Para entender um pouco mais essa questão dos processos inclusivos em diferentes contextos, citaria como exemplo alguns processos de inclusão, tais como: cultural, étnico, social, digital, escolar, trabalhista, jurídico, entre outros. Enfim, como podemos perceber, são muito amplas as possibilidades de desenvolvimento do tema e estas possibilidades podem percorrer caminhos completamente diferentes, não sendo a inclusão da pessoa com deficiência o único processo inclusivo.
Sassaki (1999) destaca que, para que ocorra o processo de inclusão é indispensável uma transformação social e que cada um perceba seu papel a cumprir:
O processo pelo qual a sociedade se adapta para poder incluir, em seus sistemas sociais gerais, pessoas com necessidades especiais e, simultaneamente estas se preparam para assumir seus papéis na sociedade. A inclusão social constitui, então, um processo bilateral no qual as pessoas, ainda excluídas e a sociedade buscam, em parceria, equacionar problemas, decidir sobre soluções e efetivar a equiparação de oportunidades para todos. (SASSAKI, 1999, p. 41).
Por conseguinte, todas as mudanças exigem tempo e dedicação, não se muda ou transforma todo um contexto histórico da noite para o dia, como num passe de mágica.
Existe todo um desenvolvimento necessário para que a finalidade seja alcançada.
12 Chamamos de Inclusão Digital a tentativa de garantir a todas as pessoas o acesso às tecnologias de informação
e comunicação (TICs). A ideia é que todas as pessoas, principalmente as de baixa renda, possam ter acesso a informações, fazer pesquisas, mandar e-mails e mais: facilitar sua própria vida fazendo uso da tecnologia. (PACIEVITCH, 2014)).
Por este motivo para que os processos de inclusão, inclusive a inclusão social, ocorram, é necessário reformular conceitos e valores. Além desta reformulação, o empenho e o comprometimento de todos os envolvidos em processos inclusivos também são fundamentais. Para Maciel (2000) o centro da inclusão social seria a igualdade de oportunidades, o respeito e a interação entre pessoas com e sem deficiência, e o pleno acesso aos recursos e benefícios sociais.

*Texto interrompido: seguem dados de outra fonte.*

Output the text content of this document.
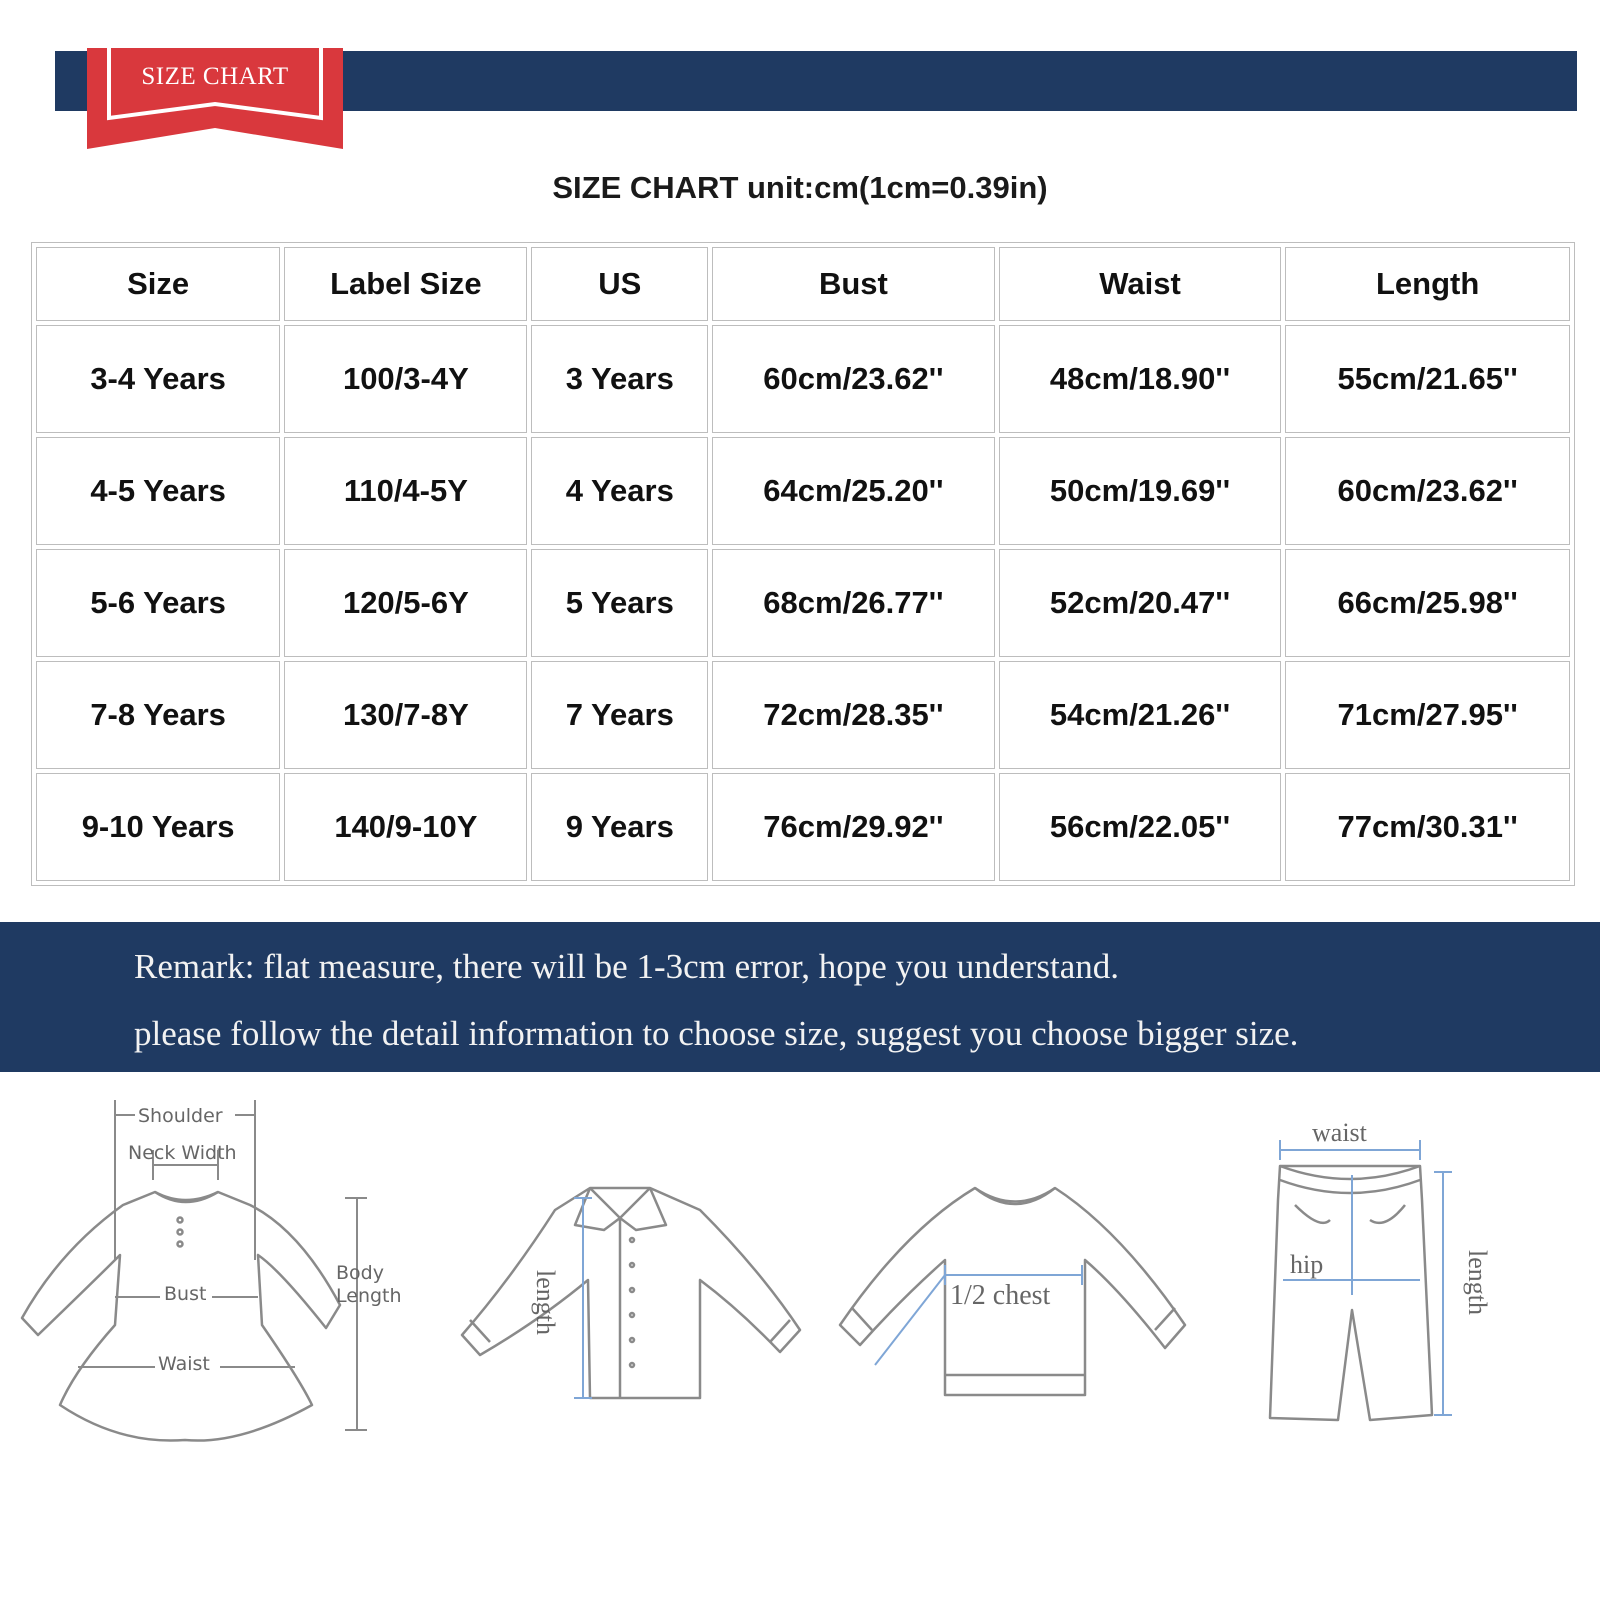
SIZE CHART
SIZE CHART unit:cm(1cm=0.39in)
Size	Label Size	US	Bust	Waist	Length
3-4 Years	100/3-4Y	3 Years	60cm/23.62''	48cm/18.90''	55cm/21.65''
4-5 Years	110/4-5Y	4 Years	64cm/25.20''	50cm/19.69''	60cm/23.62''
5-6 Years	120/5-6Y	5 Years	68cm/26.77''	52cm/20.47''	66cm/25.98''
7-8 Years	130/7-8Y	7 Years	72cm/28.35''	54cm/21.26''	71cm/27.95''
9-10 Years	140/9-10Y	9 Years	76cm/29.92''	56cm/22.05''	77cm/30.31''
Remark: flat measure, there will be 1-3cm error, hope you understand.
please follow the detail information to choose size, suggest you choose bigger size.
Shoulder
Neck Width
Bust
Waist
Body
Length	length	1/2 chest
waist
hip	length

No mesmo sentido, para o autor, as ações inclusivas da pessoa com deficiência devem fazer parte, de forma contínua e definitiva, dos planos elaborados para a educação, no âmbito político e pedagógico, não apenas das pessoas com deficiência, mas também de todas as minorias que ainda se encontram às margens da sociedade. Salienta que incluir é uma tarefa difícil e complexa, mas possível.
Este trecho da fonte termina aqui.